February is here! Which means Tax Season is here! With the IRS officially opening for the season on February 12th, 2021, I decided to dedicate my February newsletter to talking about the tax preparer.
There are many different ways to prepare your taxes – self preparation, H&R Block, hire an Enrolled Agent, your ‘cousin / sister / brother, etc. or work with a CPA. While all options have different advantages and disadvantages, today I decided to focus not on how you get your taxes done, but on the questions you should be asking of the person preparing your taxes … even if that person is yourself.
Enjoy! And as always, if you have any questions or if something strikes you that you’d like more information on, please let me know.
5 Questions to Ask your Tax Preparer
- Are you a CPA with an IRS issued Preparer Tax Identification Number (PTIN)?

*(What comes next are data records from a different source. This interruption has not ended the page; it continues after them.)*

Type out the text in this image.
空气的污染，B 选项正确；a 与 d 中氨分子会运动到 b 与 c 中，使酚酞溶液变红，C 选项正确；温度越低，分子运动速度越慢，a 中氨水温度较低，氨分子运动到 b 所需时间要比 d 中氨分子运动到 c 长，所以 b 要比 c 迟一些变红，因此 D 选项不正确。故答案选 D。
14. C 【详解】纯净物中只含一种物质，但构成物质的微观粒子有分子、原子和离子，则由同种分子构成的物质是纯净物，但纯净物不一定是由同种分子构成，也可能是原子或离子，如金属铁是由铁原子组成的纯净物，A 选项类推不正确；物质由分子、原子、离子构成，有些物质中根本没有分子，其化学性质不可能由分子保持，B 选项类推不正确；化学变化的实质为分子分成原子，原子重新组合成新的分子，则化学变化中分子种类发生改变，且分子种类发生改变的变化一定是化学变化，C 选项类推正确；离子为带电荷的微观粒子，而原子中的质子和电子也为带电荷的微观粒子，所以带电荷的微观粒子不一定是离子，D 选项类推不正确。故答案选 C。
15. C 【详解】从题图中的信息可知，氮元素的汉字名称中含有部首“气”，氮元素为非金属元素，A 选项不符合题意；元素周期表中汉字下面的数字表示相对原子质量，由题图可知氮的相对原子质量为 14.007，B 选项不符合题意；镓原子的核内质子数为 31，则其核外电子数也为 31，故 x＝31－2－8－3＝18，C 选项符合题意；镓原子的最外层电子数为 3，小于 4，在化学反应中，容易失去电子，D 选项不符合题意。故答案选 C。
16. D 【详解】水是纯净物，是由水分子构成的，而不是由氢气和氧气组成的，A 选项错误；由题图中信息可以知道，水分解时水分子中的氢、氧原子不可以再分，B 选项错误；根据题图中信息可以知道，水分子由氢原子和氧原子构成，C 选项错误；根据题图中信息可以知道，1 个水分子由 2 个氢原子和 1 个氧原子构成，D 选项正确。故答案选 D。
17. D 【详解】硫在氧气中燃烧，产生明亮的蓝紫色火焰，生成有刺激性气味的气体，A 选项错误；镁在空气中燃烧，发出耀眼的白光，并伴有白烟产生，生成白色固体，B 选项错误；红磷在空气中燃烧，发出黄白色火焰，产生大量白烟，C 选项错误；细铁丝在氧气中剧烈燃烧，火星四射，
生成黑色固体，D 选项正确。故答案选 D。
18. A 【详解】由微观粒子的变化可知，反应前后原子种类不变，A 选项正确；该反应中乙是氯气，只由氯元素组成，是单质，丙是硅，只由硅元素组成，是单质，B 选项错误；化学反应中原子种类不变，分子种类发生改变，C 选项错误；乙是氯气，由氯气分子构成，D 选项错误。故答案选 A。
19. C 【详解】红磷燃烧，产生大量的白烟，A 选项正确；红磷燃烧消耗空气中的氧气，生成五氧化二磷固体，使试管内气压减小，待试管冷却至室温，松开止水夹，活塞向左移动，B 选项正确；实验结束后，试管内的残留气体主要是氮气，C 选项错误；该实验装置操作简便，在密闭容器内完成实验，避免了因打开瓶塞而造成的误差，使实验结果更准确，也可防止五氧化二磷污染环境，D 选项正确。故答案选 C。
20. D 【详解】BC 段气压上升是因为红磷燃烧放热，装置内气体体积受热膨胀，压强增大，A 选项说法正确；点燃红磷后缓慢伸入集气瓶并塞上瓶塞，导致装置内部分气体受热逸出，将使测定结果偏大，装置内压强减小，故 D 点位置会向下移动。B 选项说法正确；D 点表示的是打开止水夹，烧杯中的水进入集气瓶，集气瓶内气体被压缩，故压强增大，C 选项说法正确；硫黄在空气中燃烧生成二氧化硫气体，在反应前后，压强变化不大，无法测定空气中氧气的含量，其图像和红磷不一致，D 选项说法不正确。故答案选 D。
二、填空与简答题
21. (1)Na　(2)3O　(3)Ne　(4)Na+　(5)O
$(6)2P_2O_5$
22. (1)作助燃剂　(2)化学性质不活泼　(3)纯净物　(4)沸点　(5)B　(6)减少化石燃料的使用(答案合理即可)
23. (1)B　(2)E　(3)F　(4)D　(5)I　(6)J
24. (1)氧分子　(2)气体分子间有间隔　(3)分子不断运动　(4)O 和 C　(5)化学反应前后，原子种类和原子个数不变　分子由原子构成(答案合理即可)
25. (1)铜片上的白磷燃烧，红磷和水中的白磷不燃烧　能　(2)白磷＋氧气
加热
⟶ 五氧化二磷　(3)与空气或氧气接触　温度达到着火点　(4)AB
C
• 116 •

While you may think I am a bit biased here, being a CPA myself, I do think it is important for you to know the difference between a general tax preparer and a CPA. When a person makes the decision to become a CPA, they have made the decision to dedicate their life to the accounting profession to maintain their active accreditation.
To become a CPA, there are education requirements throughout college, testing requirements, hours of studying and often times working under the guidance of another CPA for the start of their career. After becoming a CPA, the learning does not stop. In New York for example, each year a CPA is required to take a minimum of 40 hours of continuing education credits which is affirmed to the licensing board every 3 years. They also have a network of CPAs that they are able to reach out and work with throughout the year.
Additionally, if you are paying someone to prepare your taxes, ensure that they have an IRS Preparer Tax Identification Number. This ensures that the preparer has registered and been approved by the IRS to be a paid preparer.
- Am I getting the most out of my credits / contributions?
Tax law is complex. There are so many things that can be added or removed from a return on an annual basis. Maybe one year you are in college and the next you are not. Some years you decide to contribute to an IRA and others you contribute to a Roth IRA. While tax preparation only happens once a year, it is important to make sure it is a true representation of everything that you did during the year.
Asking this question not only will help to initiate a conversation around what could have been missed, but it also initiates a question around IRA contributions. Depending on your tax situation, contributing to an IRA could allow for you to pay yourself before paying the IRS.
- Are you current on new policies?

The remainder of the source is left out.